The Ministry of Health of the Russian Federation introduced a draft regulation of Pharmacologically Active Substances Register within suggested amendments to the Law “On Medicine circulation”. The Register will be maintained by the Russian PTO, and information recorded in the Register will be open to the public. Recording an active substance in the Register will not be mandatory for patent owners, and will be subject to filing an application and payment of a fee. Before including the substance into the Register, the Russian PTO will review the application and determine if the active ingredient protected by the patent that is at stake is covered by the product marketing authorization. The Russian PTO advised that the main purpose of the Register is to improve the governance of generic products.

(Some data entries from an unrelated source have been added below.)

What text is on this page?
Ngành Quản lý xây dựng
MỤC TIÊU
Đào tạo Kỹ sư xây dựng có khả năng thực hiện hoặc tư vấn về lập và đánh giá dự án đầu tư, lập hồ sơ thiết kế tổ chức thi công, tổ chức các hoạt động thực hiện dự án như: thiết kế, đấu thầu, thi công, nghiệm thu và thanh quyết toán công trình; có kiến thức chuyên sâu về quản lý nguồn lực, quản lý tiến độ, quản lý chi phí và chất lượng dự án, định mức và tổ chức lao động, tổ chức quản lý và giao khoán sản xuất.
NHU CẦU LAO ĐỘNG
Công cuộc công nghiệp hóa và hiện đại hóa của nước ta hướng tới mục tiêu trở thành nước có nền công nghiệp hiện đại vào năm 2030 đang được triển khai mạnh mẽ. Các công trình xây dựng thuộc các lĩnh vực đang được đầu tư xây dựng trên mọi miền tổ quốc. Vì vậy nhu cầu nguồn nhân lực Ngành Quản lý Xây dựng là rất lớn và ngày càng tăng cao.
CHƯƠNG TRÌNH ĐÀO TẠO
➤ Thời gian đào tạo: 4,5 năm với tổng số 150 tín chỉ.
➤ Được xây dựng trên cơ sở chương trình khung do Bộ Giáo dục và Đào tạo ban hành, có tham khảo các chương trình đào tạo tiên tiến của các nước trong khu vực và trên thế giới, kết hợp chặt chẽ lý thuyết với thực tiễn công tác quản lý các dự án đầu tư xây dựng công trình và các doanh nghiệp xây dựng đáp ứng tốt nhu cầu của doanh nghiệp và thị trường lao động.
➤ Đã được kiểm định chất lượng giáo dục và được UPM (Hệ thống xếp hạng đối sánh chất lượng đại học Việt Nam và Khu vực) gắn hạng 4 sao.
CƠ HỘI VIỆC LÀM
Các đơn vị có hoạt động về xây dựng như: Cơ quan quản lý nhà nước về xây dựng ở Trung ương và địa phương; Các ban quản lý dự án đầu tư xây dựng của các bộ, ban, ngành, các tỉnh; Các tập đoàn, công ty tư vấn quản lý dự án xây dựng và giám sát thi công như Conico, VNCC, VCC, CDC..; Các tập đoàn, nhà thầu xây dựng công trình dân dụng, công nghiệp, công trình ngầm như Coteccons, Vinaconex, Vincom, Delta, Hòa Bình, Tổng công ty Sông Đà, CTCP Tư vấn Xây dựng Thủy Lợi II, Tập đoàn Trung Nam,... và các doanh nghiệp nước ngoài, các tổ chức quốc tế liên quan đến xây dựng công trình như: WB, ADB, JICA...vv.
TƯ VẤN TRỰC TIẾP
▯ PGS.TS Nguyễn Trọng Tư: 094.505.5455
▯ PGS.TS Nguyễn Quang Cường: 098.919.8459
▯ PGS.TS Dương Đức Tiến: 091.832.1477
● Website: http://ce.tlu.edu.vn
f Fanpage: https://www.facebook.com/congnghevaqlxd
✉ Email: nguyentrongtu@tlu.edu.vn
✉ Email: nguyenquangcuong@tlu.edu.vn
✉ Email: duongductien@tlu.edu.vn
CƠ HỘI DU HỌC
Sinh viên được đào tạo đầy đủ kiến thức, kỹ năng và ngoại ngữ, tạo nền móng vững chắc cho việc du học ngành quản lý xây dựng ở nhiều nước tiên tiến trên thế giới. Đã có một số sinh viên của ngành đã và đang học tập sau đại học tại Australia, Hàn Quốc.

Currently, Russian law does not restrict the issuance of marketing authorizations for generic products, but prohibits their marketing during the term of the basic patent for the originator product. The marketing authorization for the generic product can be sought and obtained without restrictions during term of the basic patent for the originator product. The Russian courts do not consider seeking and receiving a marketing authorization a form of use of the patent for originator product. Once the marketing authorization is issued, the company can start production and sales of the product. The only possible way to protect the originator’s patent rights against the marketing of the generic product is to file a suit claiming that production and marketing of the generic product infringes the patent rights of originator, and asking an injunction. The amendment was introduced after several cases, where the generic product entered the Russian market infringing the patent rights protecting originator products of big pharma companies (e.g. case А41-87845/17 Bristol-Myers Squibb v. NATIVA).
The amendment is intended to suspend the marketing of generic products. The application for the marketing authorization will still be allowed and the authorization can be granted, but the marketing authorization for the generic version of the originator product listed in the Register will become effective only after the expiry of the patent that comprises the originator product.